On 10/04/2008, Daniel Stone <[EMAIL PROTECTED]> wrote:
> On Thu, Apr 10, 2008 at 01:58:51AM +0200, ext andrzej zaborowski wrote:
>  > On 09/04/2008, Lauri Leukkunen <[EMAIL PROTECTED]> wrote:
>
> > > In my opinion kernel should provide "correct" data to user-space, not
>  > >  some pseudo-random interference from the LCD.
>  >
>  > I think this is discutible.  There's a number of userspace libraries
>  > written to talk tightly to the kernel and make that data more
>  > "correct", one of them is tslib.  Distros that come with tslib often
>  > have a set of device-specific config files for tslib which load tslib
>  > plugins for things like averaging, smoothing, checking bounds on the
>  > values.
>  >
>  > One of the arguments for doing that in userspace is that of avoiding
>  > every touchscreen driver redoing the same averaging and/or limit
>  > checking code.  I agree thought that it may be better to sacrifice
>  > that for performance.
>
>
> If everyone's doing the same thing, move it to drivers/input/, not to
>  userspace.  Why should we be forced to have _two_ drivers and
>  essentially maintain a stable kernel/userspace ABI between them?

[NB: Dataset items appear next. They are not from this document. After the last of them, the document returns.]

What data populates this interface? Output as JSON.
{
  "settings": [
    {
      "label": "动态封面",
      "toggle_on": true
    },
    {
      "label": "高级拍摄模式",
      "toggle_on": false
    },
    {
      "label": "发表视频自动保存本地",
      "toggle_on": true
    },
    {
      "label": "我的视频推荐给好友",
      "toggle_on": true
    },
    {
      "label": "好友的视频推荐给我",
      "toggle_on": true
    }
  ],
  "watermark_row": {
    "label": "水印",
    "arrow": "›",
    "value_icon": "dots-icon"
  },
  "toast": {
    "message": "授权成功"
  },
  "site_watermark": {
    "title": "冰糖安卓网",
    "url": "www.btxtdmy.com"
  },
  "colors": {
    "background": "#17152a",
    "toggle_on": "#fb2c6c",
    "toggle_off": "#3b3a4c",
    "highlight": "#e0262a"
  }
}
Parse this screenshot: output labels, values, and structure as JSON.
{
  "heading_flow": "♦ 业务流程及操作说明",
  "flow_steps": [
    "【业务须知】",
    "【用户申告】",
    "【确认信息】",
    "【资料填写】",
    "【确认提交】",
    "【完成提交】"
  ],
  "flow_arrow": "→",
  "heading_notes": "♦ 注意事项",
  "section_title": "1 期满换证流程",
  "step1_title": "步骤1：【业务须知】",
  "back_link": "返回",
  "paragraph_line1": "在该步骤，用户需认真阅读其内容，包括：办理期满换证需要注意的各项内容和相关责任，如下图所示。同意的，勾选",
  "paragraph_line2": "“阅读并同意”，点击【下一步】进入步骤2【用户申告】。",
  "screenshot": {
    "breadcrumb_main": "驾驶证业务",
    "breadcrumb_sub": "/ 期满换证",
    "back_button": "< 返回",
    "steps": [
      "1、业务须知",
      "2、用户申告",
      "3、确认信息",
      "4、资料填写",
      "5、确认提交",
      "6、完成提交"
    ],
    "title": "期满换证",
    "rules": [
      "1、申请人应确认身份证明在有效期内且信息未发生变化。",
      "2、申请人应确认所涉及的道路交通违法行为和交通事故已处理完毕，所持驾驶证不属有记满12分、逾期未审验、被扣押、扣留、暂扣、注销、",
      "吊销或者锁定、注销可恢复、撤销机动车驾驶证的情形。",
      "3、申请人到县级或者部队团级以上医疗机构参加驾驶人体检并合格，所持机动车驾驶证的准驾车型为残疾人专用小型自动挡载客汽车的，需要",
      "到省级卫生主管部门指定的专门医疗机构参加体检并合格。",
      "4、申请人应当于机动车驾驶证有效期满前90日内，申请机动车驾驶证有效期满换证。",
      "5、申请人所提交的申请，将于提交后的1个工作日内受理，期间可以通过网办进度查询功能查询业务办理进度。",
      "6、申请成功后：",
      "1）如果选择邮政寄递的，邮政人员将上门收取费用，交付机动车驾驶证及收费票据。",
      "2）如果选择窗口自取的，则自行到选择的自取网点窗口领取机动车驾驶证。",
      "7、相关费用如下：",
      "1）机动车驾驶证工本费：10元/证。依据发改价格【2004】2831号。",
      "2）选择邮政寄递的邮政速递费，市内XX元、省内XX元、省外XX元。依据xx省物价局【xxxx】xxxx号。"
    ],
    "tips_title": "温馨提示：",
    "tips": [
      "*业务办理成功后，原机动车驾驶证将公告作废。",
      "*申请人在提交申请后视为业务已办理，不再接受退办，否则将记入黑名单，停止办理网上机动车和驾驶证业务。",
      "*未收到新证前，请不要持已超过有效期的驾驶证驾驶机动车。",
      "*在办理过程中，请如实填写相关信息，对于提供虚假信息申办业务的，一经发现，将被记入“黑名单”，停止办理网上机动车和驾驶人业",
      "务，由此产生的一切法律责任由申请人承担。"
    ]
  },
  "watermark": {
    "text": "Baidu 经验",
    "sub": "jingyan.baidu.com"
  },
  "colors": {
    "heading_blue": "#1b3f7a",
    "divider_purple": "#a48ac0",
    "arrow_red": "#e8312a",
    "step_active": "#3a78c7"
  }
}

Surely
>  it's better to only have _one_ hardware-specific driver, rather than
>  half in the kernel, and half hidden behind an abstraction layer that is
>  meant to let you just deal with input events without knowing stupid
>  details about the hardware?

For the ease of reconfiguration for one thing, tslib is quite
configurable with the plugins loaded by a config file.  The ABI you
talk about is the same evdev ABI which is already stable.

Averaging doesn't just cancel the noise from LCD, just lessens it but
there may be better things to do with it and the userspace already
knows how to deal with that. So it expects the kernel driver to be
more like a ADC driver.

Of course doing it in drivers/input/ as configured by board files,
would also work if things were designed that way.